Poor Auntie America. Her lap-dog, Media, kept barking and barking at the Frenchys’ house across the pond. Now, even Auntie’s husband, Uncle Gov, can’t take the noise and has started to threaten the Frenchys with gross, unmindful rhetoric.
But Auntie forgets just what our long time friends, the Frenchys, have meant to us. The supported us during our property dispute with the Englunds so many years ago. We, in turn, gave the Frenchys a couple of ideas on how to redecorate their own garden. The Frenchys have influenced the way we speak, the way we dress, and even the way we drink and eat, what with all the fine wines and cheeses they bring over to our pot-luck dinners. And the Frenchys have been ever so grateful to us since we helped repair the damage of that horrible storm back in the 40s.

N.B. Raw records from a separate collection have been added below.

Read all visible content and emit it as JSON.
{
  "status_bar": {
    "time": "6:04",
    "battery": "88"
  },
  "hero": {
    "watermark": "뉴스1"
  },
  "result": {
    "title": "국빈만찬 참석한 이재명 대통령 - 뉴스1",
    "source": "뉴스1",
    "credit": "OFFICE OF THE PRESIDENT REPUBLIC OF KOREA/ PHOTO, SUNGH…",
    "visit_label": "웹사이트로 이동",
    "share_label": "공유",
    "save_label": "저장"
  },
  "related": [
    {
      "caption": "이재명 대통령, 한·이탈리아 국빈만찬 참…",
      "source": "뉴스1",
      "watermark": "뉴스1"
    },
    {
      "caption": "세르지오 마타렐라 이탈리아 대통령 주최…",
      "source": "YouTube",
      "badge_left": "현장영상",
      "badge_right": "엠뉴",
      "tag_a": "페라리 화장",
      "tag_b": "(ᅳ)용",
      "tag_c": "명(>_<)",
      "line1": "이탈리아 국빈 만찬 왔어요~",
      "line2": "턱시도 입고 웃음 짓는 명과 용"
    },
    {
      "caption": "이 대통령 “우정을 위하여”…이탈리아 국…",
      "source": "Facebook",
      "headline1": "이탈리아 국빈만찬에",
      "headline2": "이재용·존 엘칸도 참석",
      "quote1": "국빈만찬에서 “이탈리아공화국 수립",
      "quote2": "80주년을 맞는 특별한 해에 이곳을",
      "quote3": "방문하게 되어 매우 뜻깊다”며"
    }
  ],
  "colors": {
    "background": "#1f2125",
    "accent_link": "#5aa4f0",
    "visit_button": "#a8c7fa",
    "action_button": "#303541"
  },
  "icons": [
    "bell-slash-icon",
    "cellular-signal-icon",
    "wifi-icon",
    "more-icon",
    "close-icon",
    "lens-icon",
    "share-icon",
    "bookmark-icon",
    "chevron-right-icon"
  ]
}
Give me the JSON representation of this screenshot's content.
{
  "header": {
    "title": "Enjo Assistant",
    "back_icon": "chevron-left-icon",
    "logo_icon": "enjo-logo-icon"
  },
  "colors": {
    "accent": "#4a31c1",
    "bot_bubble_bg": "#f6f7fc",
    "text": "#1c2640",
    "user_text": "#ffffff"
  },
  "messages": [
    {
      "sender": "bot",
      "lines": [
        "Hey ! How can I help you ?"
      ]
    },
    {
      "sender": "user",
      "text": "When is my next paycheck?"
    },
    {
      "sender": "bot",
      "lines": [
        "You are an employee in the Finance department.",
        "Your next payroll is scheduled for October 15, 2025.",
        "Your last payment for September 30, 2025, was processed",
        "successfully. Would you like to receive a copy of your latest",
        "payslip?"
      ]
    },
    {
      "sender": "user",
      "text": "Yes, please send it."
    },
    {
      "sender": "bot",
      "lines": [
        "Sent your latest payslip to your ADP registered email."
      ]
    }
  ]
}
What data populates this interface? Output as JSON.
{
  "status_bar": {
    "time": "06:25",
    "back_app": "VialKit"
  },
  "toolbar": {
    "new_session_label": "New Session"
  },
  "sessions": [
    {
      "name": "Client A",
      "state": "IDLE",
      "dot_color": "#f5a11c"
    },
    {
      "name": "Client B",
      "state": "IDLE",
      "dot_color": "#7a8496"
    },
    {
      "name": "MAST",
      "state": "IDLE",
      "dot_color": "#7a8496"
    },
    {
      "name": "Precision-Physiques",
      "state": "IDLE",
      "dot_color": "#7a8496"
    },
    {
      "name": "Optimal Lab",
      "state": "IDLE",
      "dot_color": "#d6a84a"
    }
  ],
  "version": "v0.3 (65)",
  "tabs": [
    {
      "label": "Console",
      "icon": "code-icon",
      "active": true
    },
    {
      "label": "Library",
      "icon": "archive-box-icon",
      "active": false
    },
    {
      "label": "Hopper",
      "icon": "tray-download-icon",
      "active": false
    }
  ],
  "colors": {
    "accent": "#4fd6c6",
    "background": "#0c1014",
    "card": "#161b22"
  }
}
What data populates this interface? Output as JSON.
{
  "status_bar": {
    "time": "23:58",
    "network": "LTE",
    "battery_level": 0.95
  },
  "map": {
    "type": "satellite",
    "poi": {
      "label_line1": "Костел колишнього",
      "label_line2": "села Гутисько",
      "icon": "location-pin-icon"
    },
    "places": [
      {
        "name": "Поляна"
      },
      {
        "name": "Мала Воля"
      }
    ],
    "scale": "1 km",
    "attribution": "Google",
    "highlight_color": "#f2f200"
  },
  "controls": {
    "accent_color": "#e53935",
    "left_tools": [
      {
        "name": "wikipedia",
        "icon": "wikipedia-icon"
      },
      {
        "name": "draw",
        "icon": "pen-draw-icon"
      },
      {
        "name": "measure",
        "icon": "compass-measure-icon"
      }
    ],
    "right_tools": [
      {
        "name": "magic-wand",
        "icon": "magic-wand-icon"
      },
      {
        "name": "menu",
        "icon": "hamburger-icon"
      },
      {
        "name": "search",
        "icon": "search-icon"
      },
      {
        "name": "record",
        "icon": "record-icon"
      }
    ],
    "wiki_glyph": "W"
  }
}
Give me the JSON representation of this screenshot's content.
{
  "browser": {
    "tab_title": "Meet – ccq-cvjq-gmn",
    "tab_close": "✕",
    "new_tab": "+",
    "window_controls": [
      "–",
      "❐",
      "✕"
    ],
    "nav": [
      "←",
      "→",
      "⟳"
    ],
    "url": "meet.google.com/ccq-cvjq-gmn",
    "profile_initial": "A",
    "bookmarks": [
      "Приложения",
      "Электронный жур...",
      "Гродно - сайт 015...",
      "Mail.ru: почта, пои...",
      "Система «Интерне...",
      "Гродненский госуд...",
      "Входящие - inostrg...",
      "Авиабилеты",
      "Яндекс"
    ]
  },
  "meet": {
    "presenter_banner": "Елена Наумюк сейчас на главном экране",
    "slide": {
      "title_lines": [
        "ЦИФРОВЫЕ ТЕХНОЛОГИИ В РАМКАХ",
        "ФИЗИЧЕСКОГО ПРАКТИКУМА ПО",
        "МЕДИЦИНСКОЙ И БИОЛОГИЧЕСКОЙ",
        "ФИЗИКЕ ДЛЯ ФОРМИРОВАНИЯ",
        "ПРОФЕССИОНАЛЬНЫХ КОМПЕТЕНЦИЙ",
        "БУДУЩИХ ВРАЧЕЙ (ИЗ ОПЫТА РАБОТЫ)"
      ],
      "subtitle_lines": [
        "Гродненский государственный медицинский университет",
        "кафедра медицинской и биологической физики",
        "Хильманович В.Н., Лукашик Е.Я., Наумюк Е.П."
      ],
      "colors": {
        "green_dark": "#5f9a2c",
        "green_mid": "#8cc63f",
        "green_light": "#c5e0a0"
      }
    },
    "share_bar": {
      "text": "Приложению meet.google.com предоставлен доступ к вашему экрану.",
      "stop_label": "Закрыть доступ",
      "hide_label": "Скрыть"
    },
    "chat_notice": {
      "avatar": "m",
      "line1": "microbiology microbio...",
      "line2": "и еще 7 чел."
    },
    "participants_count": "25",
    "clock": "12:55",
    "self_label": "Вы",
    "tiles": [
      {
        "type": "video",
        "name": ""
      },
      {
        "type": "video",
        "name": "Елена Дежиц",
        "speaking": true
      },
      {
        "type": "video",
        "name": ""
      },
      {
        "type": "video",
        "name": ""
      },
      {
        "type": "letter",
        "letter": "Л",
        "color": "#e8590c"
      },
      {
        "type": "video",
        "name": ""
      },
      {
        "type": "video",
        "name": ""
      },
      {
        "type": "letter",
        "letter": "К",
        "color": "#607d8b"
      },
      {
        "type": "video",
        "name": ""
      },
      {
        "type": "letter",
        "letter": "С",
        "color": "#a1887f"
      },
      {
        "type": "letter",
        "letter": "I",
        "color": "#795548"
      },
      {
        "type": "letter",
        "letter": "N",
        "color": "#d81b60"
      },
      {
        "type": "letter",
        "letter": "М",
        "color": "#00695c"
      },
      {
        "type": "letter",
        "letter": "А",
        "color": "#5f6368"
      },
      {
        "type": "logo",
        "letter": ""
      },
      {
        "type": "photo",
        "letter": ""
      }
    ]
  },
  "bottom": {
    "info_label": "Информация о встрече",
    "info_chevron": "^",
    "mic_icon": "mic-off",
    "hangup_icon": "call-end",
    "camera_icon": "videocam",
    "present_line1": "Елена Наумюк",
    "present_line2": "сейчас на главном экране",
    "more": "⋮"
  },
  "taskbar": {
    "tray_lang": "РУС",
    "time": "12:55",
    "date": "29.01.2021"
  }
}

Yes, the Frenchys can be arrogant. They are, in this situation, looking out for their own interests, before ours. And we often don’t understand their foreign ways, but, no doubt, we’re appearing the same way to them. Auntie America would do well to remember that a difference of opinion with her neighbors is no reason to throw the baby out with the bath water. Let’s not fight with a neighbor that we’re not at war with, Auntie. And let’s keep the nice statue that they gave us that sits in our front lawn. It means so much to both families, and it brightens the place up.
But that is just the way Auntie America is. I guess one could say it like this: It is Auntie American to belittle an ally over a disagreement.